Sex and sexuality are major themes explored in Geoffrey Chaucer's Canterbury Tales, a collection of twenty-four stories which follows a group of twenty-nine pilgrims who are undertaking a pilgrimage to the shrine of Saint Thomas Beckett at Canterbury in the hope of receiving his blessing. Sex and sexuality are encountered through the perspectives of the narrator, the Wife of Bath, the Miller, and other characters. In this lesson, we will examine their stories to see how sex and sexuality are treated in Chaucer's The Canterbury Tales.

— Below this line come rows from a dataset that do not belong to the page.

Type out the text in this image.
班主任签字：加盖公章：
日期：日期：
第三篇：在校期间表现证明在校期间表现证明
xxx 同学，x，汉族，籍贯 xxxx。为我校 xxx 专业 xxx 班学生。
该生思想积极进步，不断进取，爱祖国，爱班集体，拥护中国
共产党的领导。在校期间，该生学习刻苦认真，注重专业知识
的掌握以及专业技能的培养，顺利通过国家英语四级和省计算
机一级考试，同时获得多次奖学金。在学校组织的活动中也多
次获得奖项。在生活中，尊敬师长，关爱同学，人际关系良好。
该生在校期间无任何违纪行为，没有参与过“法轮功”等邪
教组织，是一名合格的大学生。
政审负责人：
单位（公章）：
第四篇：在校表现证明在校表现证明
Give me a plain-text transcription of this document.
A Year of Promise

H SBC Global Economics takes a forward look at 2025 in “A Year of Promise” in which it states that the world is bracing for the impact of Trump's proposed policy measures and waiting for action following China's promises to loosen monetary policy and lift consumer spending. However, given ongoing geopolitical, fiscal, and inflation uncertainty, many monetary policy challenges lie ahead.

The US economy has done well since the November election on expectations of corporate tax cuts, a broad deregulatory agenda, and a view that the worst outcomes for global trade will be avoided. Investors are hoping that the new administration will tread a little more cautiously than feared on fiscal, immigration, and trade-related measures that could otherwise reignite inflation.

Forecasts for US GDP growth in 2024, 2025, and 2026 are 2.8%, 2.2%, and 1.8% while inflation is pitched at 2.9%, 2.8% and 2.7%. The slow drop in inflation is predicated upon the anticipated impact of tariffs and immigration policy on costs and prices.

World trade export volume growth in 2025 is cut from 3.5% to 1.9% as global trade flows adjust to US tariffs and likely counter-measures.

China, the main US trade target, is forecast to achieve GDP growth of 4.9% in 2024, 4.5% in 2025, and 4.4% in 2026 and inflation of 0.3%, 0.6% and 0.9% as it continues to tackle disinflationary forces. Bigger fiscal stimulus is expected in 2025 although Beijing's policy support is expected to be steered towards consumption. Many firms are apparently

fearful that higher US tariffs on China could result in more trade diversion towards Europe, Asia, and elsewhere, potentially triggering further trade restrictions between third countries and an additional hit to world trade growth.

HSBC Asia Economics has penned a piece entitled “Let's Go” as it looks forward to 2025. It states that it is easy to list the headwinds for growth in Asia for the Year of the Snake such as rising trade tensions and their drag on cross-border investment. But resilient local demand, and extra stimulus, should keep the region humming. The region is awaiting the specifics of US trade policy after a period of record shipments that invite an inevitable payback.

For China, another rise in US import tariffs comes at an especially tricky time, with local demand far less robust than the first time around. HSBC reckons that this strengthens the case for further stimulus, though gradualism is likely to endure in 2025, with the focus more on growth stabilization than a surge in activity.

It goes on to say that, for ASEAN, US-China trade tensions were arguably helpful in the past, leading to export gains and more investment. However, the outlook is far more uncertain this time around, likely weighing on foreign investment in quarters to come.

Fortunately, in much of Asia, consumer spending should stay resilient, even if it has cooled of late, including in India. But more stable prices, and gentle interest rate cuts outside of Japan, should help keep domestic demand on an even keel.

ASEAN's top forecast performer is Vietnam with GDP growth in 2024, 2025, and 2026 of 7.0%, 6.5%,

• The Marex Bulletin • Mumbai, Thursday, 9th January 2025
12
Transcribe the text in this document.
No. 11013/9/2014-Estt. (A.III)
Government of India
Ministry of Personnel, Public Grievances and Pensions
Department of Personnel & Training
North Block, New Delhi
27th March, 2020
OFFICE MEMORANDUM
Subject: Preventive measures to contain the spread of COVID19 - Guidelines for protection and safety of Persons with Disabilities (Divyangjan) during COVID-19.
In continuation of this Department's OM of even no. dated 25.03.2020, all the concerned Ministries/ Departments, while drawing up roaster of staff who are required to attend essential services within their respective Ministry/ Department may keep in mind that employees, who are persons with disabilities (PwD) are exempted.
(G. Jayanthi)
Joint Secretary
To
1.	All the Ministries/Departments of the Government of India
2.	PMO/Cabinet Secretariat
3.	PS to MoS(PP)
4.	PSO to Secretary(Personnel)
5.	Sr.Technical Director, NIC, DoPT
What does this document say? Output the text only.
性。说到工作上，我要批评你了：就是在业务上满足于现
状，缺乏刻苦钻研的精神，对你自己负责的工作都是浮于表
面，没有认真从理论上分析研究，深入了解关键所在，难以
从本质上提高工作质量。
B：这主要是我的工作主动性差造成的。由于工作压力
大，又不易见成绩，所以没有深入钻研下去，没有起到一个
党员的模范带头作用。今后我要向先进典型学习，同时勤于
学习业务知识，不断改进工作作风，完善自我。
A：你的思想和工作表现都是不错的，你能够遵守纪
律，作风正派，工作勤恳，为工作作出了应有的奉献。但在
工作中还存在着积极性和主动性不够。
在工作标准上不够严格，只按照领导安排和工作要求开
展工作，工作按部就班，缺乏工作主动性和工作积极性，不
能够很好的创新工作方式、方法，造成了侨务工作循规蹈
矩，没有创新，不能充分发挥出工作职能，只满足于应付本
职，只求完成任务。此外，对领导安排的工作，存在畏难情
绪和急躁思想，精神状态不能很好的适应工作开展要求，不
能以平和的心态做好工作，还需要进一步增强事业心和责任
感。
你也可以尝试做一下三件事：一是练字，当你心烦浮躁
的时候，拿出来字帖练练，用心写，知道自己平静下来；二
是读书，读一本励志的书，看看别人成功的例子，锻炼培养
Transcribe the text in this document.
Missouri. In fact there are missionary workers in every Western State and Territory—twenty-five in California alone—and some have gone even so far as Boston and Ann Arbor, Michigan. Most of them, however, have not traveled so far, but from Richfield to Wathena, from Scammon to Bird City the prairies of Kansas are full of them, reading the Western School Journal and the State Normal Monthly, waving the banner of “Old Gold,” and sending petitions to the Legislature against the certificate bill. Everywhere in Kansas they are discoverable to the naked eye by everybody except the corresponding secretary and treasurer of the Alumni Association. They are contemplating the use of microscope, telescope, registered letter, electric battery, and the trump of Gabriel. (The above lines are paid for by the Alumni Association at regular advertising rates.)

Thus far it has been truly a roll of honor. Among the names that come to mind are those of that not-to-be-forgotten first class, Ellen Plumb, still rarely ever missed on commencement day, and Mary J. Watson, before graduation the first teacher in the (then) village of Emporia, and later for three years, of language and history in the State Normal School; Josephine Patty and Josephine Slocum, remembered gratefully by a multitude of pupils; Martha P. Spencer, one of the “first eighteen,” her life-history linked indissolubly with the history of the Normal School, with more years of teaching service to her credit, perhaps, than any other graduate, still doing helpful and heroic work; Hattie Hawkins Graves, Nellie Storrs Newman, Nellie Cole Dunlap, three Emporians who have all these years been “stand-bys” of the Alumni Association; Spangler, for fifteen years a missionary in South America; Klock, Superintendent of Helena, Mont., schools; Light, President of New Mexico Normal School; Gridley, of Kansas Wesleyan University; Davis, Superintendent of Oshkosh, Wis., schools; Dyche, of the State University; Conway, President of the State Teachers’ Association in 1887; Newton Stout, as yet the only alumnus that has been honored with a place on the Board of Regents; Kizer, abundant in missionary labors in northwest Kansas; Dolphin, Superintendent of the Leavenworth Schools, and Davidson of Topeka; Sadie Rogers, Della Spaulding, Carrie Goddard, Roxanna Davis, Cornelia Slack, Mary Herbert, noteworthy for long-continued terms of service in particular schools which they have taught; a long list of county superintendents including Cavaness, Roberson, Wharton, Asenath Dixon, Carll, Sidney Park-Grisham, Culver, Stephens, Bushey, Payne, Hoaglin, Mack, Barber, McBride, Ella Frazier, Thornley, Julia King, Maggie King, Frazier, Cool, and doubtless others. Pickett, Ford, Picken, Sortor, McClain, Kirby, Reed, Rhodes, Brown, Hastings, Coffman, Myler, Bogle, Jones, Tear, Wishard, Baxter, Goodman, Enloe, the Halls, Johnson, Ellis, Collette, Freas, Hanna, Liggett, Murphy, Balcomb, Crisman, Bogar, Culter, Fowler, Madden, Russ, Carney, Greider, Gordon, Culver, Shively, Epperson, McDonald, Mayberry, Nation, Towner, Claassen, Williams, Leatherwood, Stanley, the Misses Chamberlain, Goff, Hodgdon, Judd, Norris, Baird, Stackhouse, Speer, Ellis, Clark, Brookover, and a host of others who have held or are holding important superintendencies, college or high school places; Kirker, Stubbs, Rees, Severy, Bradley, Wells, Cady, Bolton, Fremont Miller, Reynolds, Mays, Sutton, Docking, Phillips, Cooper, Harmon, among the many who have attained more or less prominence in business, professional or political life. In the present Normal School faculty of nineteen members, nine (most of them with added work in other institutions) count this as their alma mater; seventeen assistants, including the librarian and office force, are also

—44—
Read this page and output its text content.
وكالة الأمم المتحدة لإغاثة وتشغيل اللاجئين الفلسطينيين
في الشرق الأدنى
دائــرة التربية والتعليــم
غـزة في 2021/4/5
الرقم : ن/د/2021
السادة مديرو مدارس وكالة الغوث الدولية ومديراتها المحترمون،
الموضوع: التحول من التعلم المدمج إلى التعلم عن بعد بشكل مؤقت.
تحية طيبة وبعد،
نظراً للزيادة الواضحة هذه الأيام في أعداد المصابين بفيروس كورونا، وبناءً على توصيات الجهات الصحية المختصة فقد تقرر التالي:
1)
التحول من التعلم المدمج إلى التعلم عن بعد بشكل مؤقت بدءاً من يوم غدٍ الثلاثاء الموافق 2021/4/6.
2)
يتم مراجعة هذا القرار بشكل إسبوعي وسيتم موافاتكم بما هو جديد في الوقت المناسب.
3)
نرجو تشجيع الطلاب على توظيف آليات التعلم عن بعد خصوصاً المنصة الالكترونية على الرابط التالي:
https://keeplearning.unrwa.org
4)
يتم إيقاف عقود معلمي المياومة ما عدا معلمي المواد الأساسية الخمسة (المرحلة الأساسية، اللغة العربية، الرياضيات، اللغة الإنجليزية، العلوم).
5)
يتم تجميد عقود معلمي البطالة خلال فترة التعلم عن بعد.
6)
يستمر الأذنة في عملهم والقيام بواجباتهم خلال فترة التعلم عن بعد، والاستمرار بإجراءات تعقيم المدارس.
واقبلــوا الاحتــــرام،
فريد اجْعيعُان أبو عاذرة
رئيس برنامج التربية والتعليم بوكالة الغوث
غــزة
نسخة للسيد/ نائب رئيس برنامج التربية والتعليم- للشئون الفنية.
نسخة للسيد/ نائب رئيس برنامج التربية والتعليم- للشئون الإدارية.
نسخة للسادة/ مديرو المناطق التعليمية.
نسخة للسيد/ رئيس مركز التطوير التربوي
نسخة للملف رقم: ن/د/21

Young Women Are Hard to Control

The Miller's Tale tells the story of John and his wife Alisoun, a woman who is considerably younger than he is. The story revolves around Alisoun and Nicholas, a young clerk with whom she has an affair. It is clear from the beginning of the story that Alisoun's sexuality is a topic of concern for John because he fears that he will not be able to satisfy her youthful spirit.

Chaucer writes, ''For she was wylde and yong, and he was old/ And demed hymself been lyk a cokewold.'' John thinks that Alisoun's wild youth will cause her to cheat on him, and he will be embarrassed by her actions since they will make him a cuckold (cokewold), a man who has been sexually betrayed by his wife. Since Alisoun does in fact cheat on John, the Miller is showing that a young woman's sexual needs cannot be met by an older man. She cannot help herself because it is in her nature.

Women Hold the Power

Throughout the Miller's Tale, Chaucer describes sexual tension and the power of lust in terms that suggest a woman holds the power in sexual and courtly relationships. For example, Chaucer writes,''This Nicholas gan mercy for to crye,/ And spak so faire, and profred him so faste,/ That she hir love him graunted atte laste.'' Nicholas is finally ''granted'' the chance to have sex with Alisoun, which implies that she was in control of the affair. The same notion of sex occurs when Nicholas is described as hopeless with love. The only cure for his love-sickness is for a woman to allow him to have sex with her.

In The Miller's Tale, men have a clear disadvantage in the world of extramarital love and sex, because it is solely determined by female desires. The idea that women hold sexual power over men, this time inside of marriage, is also apparent in the Wife of Bath's dialogue. For example, in the prologue to her Tale she says, ''I wol persevere, I nam nat precious./ In wyfhode I wol use myn instrument (her sexuality)/ As frely as my Makere hath it sent,'' in order to get what she wants.

A Healthy Sex Life Is Promoted

However, of all of the characters in the Canterbury Tales, it is also the Wife of Bath who talks the most about maintaining a healthy sex life. The Wife of Bath, who has outlived five husbands, is forthright and bears a progressive set of ideas about female sexuality. For example, she says, ''But wel I woot expres, withoute lye,/ God bad us for to wexe and multiplye:/ That gentil text can I wel understonde.'' Ultimately, she refers to the Bible to explain that women should engage in sex frequently because God bids people to reproduce.